Further, depending on the conditions of silicon vapor phase growth, there are cases in which a recess is formed in the U-shaped groove region and the surface after polishing is not flattened.

[Means for solving problems]

The problem mentioned above is that after the substrate on which the U-shaped groove is formed is coated with an oxide film and the resist film that opens the U-shaped groove is laminated, silicon-rich material is formed on the surface of the oxide film at the bottom of the U-shaped groove. The problem is solved by the method of the invention, which consists of forming a surface layer and then performing selective growth of silicon on the surface layer to fill the U-shaped trench.

The above-mentioned silicon-rich surface layer can be formed by implanting silicon ions into the oxide film at the bottom of the U-shaped groove, or alternatively, by sputter etching with argon. You can.

[Effect]

The vapor phase growth of silicon is significantly influenced by the source gas and the surface condition of the growing surface.
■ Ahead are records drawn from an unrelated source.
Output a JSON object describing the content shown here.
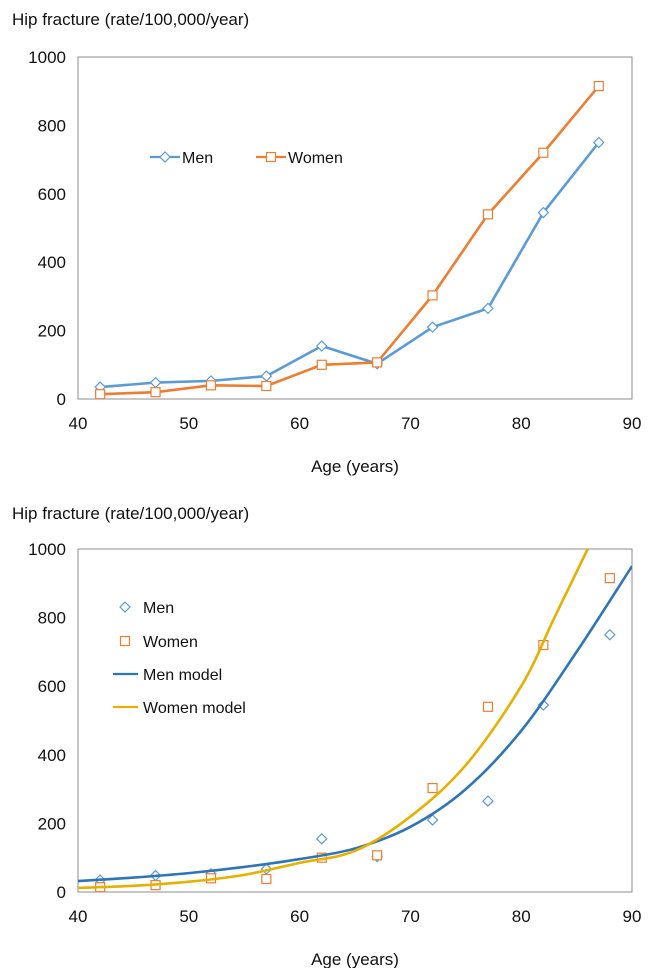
{
  "chart_data": [
    {
      "type": "line",
      "title": "",
      "ylabel": "Hip fracture (rate/100,000/year)",
      "xlabel": "Age (years)",
      "xlim": [
        40,
        90
      ],
      "ylim": [
        0,
        1000
      ],
      "xticks": [
        "40",
        "50",
        "60",
        "70",
        "80",
        "90"
      ],
      "yticks": [
        "0",
        "200",
        "400",
        "600",
        "800",
        "1000"
      ],
      "grid": false,
      "legend": "upper-left inside plot",
      "series": [
        {
          "name": "Men",
          "color": "#5b9bd5",
          "marker": "diamond",
          "x": [
            42,
            47,
            52,
            57,
            62,
            67,
            72,
            77,
            82,
            87
          ],
          "y": [
            35,
            48,
            53,
            67,
            155,
            103,
            210,
            265,
            545,
            750
          ]
        },
        {
          "name": "Women",
          "color": "#ed7d31",
          "marker": "square",
          "x": [
            42,
            47,
            52,
            57,
            62,
            67,
            72,
            77,
            82,
            87
          ],
          "y": [
            14,
            20,
            40,
            38,
            100,
            107,
            303,
            540,
            720,
            915
          ]
        }
      ]
    },
    {
      "type": "scatter",
      "title": "",
      "ylabel": "Hip fracture (rate/100,000/year)",
      "xlabel": "Age (years)",
      "xlim": [
        40,
        90
      ],
      "ylim": [
        0,
        1000
      ],
      "xticks": [
        "40",
        "50",
        "60",
        "70",
        "80",
        "90"
      ],
      "yticks": [
        "0",
        "200",
        "400",
        "600",
        "800",
        "1000"
      ],
      "grid": false,
      "legend": "upper-left inside plot",
      "series": [
        {
          "name": "Men",
          "color": "#5b9bd5",
          "marker": "diamond",
          "x": [
            42,
            47,
            52,
            57,
            62,
            67,
            72,
            77,
            82,
            88
          ],
          "y": [
            35,
            48,
            53,
            67,
            155,
            103,
            210,
            265,
            545,
            750
          ]
        },
        {
          "name": "Women",
          "color": "#ed7d31",
          "marker": "square",
          "x": [
            42,
            47,
            52,
            57,
            62,
            67,
            72,
            77,
            82,
            88
          ],
          "y": [
            14,
            20,
            40,
            38,
            100,
            107,
            303,
            540,
            720,
            915
          ]
        },
        {
          "name": "Men model",
          "color": "#2e75b6",
          "type": "line",
          "x": [
            40,
            45,
            50,
            55,
            60,
            65,
            70,
            75,
            80,
            85,
            90
          ],
          "y": [
            32,
            42,
            55,
            73,
            96,
            127,
            190,
            300,
            470,
            700,
            950
          ]
        },
        {
          "name": "Women model",
          "color": "#e6b000",
          "type": "line",
          "x": [
            40,
            45,
            50,
            55,
            60,
            65,
            70,
            75,
            80,
            83,
            86
          ],
          "y": [
            12,
            18,
            30,
            50,
            85,
            120,
            220,
            370,
            600,
            800,
            1000
          ]
        }
      ]
    }
  ]
}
By making the insulating film at the bottom of the U-shaped groove silicon-rich, the growth of silicon in this region is significantly promoted compared to other insulating films, filling the U-shaped groove. Polysilicon does not grow on other insulating films. Therefore, the polishing step can be omitted.

〔Example〕

The present invention applies the technique of selective vapor phase growth of silicon on an insulating film to the U-shaped groove insulation isolation method. A separate application has been filed.
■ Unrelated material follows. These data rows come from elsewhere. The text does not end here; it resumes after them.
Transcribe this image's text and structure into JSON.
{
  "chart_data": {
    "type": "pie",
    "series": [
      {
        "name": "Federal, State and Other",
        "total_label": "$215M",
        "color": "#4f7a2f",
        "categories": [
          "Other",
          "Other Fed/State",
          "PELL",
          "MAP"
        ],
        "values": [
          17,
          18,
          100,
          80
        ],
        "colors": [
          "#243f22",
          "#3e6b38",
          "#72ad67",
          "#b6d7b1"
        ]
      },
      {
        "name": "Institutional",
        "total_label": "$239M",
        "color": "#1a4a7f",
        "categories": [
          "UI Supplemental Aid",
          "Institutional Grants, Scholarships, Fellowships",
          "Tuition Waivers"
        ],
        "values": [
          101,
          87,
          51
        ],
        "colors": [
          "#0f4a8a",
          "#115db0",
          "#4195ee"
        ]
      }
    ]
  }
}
An embodiment of the present invention will be explained in detail with reference to FIG. Descriptions of items that are the same as those will be omitted.

Using the above substrate, a resist film 6 is laminated except for the opening of the U-shaped groove. This is shown in FIG. 1(a).
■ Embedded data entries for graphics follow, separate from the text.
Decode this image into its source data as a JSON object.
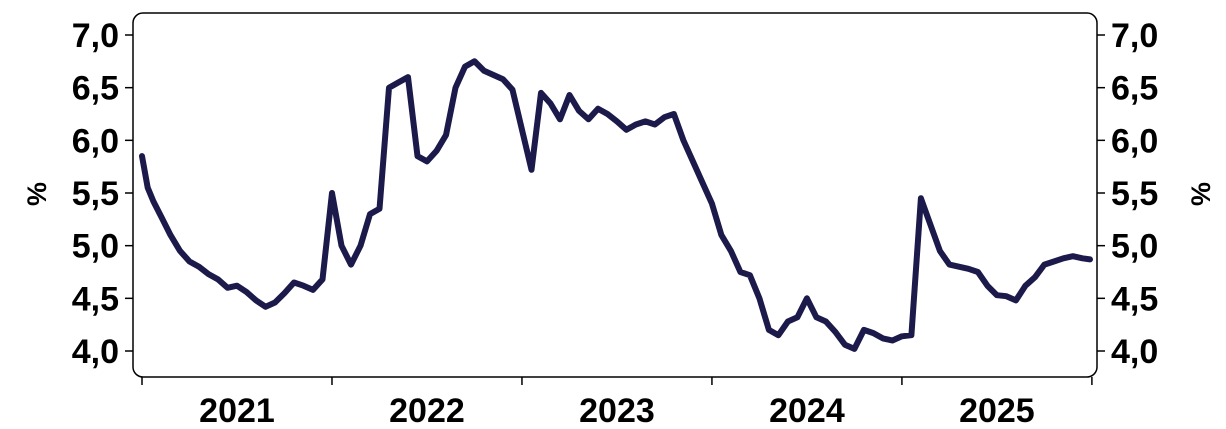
{
  "chart_data": {
    "type": "line",
    "title": "",
    "ylabel_left": "%",
    "ylabel_right": "%",
    "ylim": [
      3.9,
      7.1
    ],
    "yticks": [
      4.0,
      4.5,
      5.0,
      5.5,
      6.0,
      6.5,
      7.0
    ],
    "ytick_labels": [
      "4,0",
      "4,5",
      "5,0",
      "5,5",
      "6,0",
      "6,5",
      "7,0"
    ],
    "xlim": [
      2021.0,
      2025.99
    ],
    "xticks": [
      2021,
      2022,
      2023,
      2024,
      2025,
      2026
    ],
    "x_category_labels": [
      {
        "x": 2021.5,
        "label": "2021"
      },
      {
        "x": 2022.5,
        "label": "2022"
      },
      {
        "x": 2023.5,
        "label": "2023"
      },
      {
        "x": 2024.5,
        "label": "2024"
      },
      {
        "x": 2025.5,
        "label": "2025"
      }
    ],
    "line_color": "#1b1a4a",
    "grid": false,
    "legend": "none",
    "series": [
      {
        "x": [
          2021.0,
          2021.03,
          2021.06,
          2021.1,
          2021.15,
          2021.2,
          2021.25,
          2021.3,
          2021.35,
          2021.4,
          2021.45,
          2021.5,
          2021.55,
          2021.6,
          2021.65,
          2021.7,
          2021.75,
          2021.8,
          2021.85,
          2021.9,
          2021.95,
          2022.0,
          2022.05,
          2022.1,
          2022.15,
          2022.2,
          2022.25,
          2022.3,
          2022.35,
          2022.4,
          2022.45,
          2022.5,
          2022.55,
          2022.6,
          2022.65,
          2022.7,
          2022.75,
          2022.8,
          2022.85,
          2022.9,
          2022.95,
          2023.0,
          2023.05,
          2023.1,
          2023.15,
          2023.2,
          2023.25,
          2023.3,
          2023.35,
          2023.4,
          2023.45,
          2023.5,
          2023.55,
          2023.6,
          2023.65,
          2023.7,
          2023.75,
          2023.8,
          2023.85,
          2023.9,
          2023.95,
          2024.0,
          2024.05,
          2024.1,
          2024.15,
          2024.2,
          2024.25,
          2024.3,
          2024.35,
          2024.4,
          2024.45,
          2024.5,
          2024.55,
          2024.6,
          2024.65,
          2024.7,
          2024.75,
          2024.8,
          2024.85,
          2024.9,
          2024.95,
          2025.0,
          2025.05,
          2025.1,
          2025.15,
          2025.2,
          2025.25,
          2025.3,
          2025.35,
          2025.4,
          2025.45,
          2025.5,
          2025.55,
          2025.6,
          2025.65,
          2025.7,
          2025.75,
          2025.8,
          2025.85,
          2025.9,
          2025.95,
          2025.99
        ],
        "y": [
          5.85,
          5.55,
          5.42,
          5.28,
          5.1,
          4.95,
          4.85,
          4.8,
          4.73,
          4.68,
          4.6,
          4.62,
          4.56,
          4.48,
          4.42,
          4.46,
          4.55,
          4.65,
          4.62,
          4.58,
          4.68,
          5.5,
          5.0,
          4.82,
          5.0,
          5.3,
          5.35,
          6.5,
          6.55,
          6.6,
          5.85,
          5.8,
          5.9,
          6.05,
          6.5,
          6.7,
          6.75,
          6.66,
          6.62,
          6.58,
          6.48,
          6.1,
          5.72,
          6.45,
          6.35,
          6.2,
          6.43,
          6.28,
          6.2,
          6.3,
          6.25,
          6.18,
          6.1,
          6.15,
          6.18,
          6.15,
          6.22,
          6.25,
          6.0,
          5.8,
          5.6,
          5.4,
          5.1,
          4.95,
          4.75,
          4.72,
          4.5,
          4.2,
          4.15,
          4.28,
          4.32,
          4.5,
          4.32,
          4.28,
          4.18,
          4.06,
          4.02,
          4.2,
          4.17,
          4.12,
          4.1,
          4.14,
          4.15,
          5.45,
          5.2,
          4.95,
          4.82,
          4.8,
          4.78,
          4.75,
          4.62,
          4.53,
          4.52,
          4.48,
          4.62,
          4.7,
          4.82,
          4.85,
          4.88,
          4.9,
          4.88,
          4.87
        ]
      }
    ]
  }
}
Next, the bottom of the 0-shaped groove 3 is irradiated with silicon ions by an ion implantation method. Ion implantation is approximately 30KeV
, the dose amount is 5×10167 CII+2.

This forms a silicon-rich surface layer 7 on the oxidized top. This is shown in FIG. 1(b).

Next, vapor phase growth of silicon is performed by a hydrogen reduction method using trichlorosilane from which the resist film 6 has been removed.

Growth is performed under reduced pressure conditions and at a temperature of 800°C.

S i HC13+ Hz→Si↓+HCI ↑Thus, as shown in FIG. 1(C), the 0-shaped trench 3 is filled with polysilicon 8, and silicon does not grow on the other substrate surfaces.

In addition to the above-mentioned silicon ion implantation method, sputter etching using argon can also be applied to form a silicon-rich surface layer.

This method involves bombarding the bottom of the U-shaped groove with argon ions to expel (sputter) oxygen atoms on the surface of the oxide film to form a silicon-rich surface layer.

The steps after FIG. 1(C) are unchanged from the conventional method.

〔Effect of the invention〕

As explained above, by applying the method of the present invention, it is possible to omit the conventional mechanical polishing process, which greatly contributes to cost reduction and improvement of wafer yield.

[Brief explanation of the drawing]

FIGS. 1(a) to 1(e) are step-by-step cross-sectional views illustrating the method of burying a U-shaped insulation isolation trench according to the present invention, and FIG. 2(a)
-[0] are process-sequential sectional views illustrating a conventional method for burying a U-shaped insulation isolation trench. In the drawings, 1 is a silicon substrate, 2 is an insulating film, 3 is a U-shaped groove, 4 is an oxide film, 5.8 is a polysilicon layer, 6 is a resist film, and 7 is a silicon-rich surface layer. @ 1 Figure 2m

Claims (3)

[Claims] (1) After covering the substrate on which the groove (3) is to be formed with an oxide film (4) and laminating the resist film (6) that opens the groove, a silicon-rich surface is formed on the surface of the oxide film at the bottom of the groove. layer (7
) and then selectively growing silicon on the surface layer. (2) The method for burying an insulation isolation trench according to claim (1), wherein the silicon-rich surface layer is formed by silicon ion implantation. (3) The method for burying an isolation trench according to claim (1), wherein the silicon-rich surface layer is formed by argon sputter etching.